When looking through the code I saw that BP for LRN is not implemented yet, so you cannot pick a model using LRN (or you have to implement it).

[1] https://github.com/chaosmail/caffejs/blob/master/docs/assets...


Thank you!


Contributor here. Welcome to ask question. We are working on GPU support now.


This looks interesting. I cloned the repository and am checking it out. The examples all use supplied with the repo binary image training data. It would be good to document data preparation better (sorry in advance if I just missed seeing that).

20+ years ago, I made my living on C++, but dropped it. Looking at the example programs using C++11 features, I am motivated to get up to speed on C++11. I put writing a NLP example for tiny-dnn and sending a pull request on my todo list.


Can anyone recommend a book, long article or tutorial on deep learning? I'm not in the field but interested in what particular advances have been made that deep learning is suddenly so much more attractive than regular neural networks etc were back in the 00's.

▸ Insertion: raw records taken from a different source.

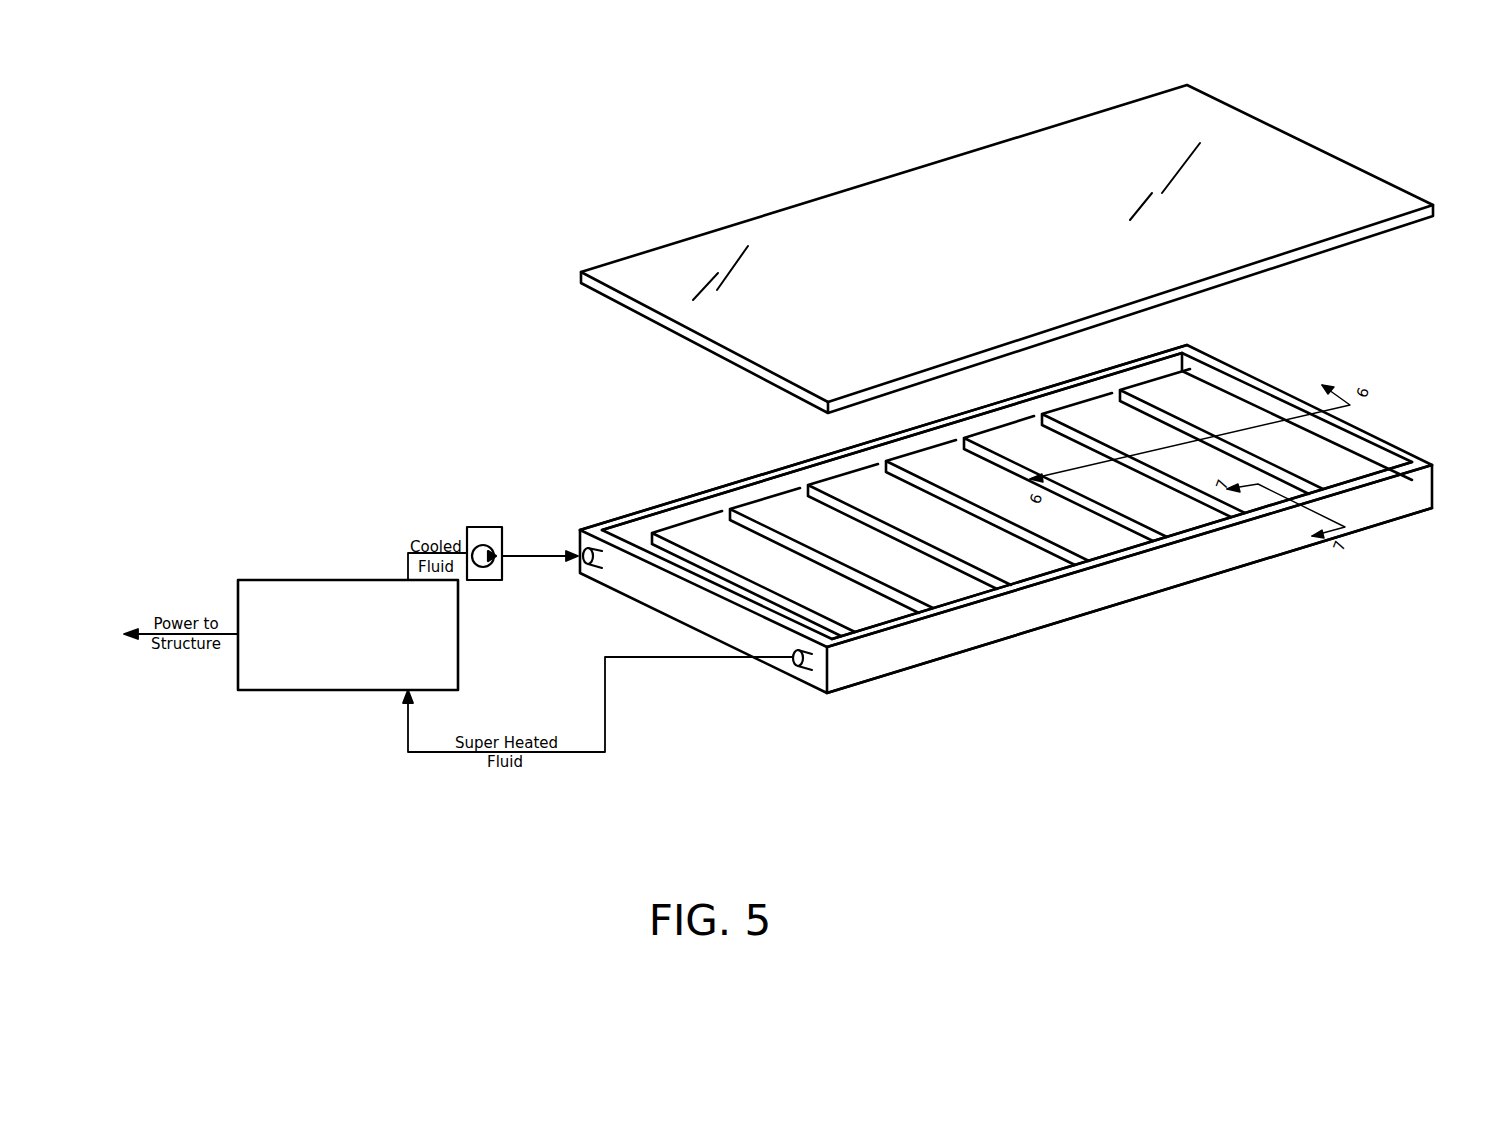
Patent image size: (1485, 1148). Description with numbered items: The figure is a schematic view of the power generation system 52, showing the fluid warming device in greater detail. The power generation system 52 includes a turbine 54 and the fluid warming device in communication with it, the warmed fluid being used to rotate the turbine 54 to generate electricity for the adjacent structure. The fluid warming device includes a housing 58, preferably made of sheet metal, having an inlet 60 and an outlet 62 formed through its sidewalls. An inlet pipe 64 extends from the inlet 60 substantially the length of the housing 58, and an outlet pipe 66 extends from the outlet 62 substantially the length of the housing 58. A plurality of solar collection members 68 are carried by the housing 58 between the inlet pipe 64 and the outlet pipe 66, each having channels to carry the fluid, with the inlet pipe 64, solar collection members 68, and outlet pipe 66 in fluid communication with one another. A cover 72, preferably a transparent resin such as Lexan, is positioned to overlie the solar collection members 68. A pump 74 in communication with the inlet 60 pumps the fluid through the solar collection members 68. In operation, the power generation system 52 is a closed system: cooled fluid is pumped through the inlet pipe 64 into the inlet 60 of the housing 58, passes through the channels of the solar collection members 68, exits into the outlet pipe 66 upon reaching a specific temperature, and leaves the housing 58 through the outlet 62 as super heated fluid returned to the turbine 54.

The power generation system 52 is at (298, 284).
The turbine 54 is at (268, 580).
The housing 58 is at (1383, 440).
The inlet 60 is at (583, 550).
The outlet 62 is at (793, 665).
The inlet pipe 64 is at (720, 498).
The outlet pipe 66 is at (885, 628).
The solar collection members 68 is at (1082, 412).
The cover 72 is at (930, 180).
The pump 74 is at (478, 527).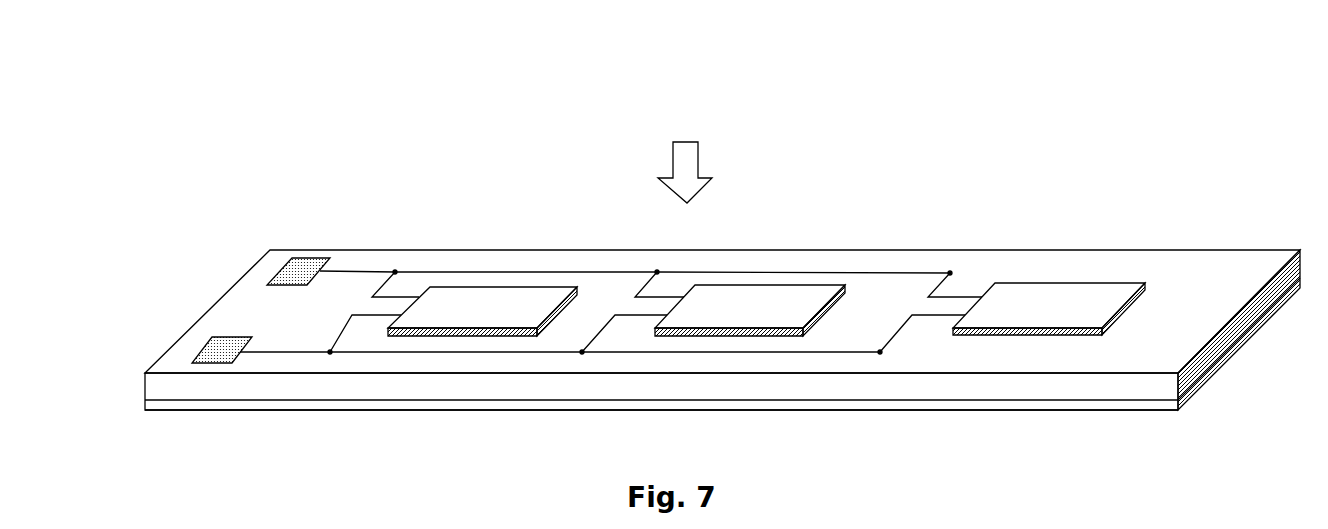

Check out this blog post about deep learning for computer vision applications [1]; it describes very well the historical development and the current advances. In short, not too much changed from LeCuns ConvNets in the 80s. Disclaimer, I wrote this article.

[1] http://chaosmail.github.io/deeplearning/2016/10/22/intro-to-...


Geofrey Hinton (one of the pioneers of deep learning) offers a machine learning course on Coursera: https://www.coursera.org/learn/neural-networks

And Udacity offers a course on deep learning: https://www.udacity.com/course/deep-learning--ud730


When I saw "tiny-dnn" I though. Huh? Tiny Dot Net Nuke?? No such thing exists. DNN is too much bloat!


Wow HN got no sense of humour today.


HN has lots of humour and an appreciation for clever wit and sarcasm. I'm afraid that your effort, while noble, failed to reach this bar.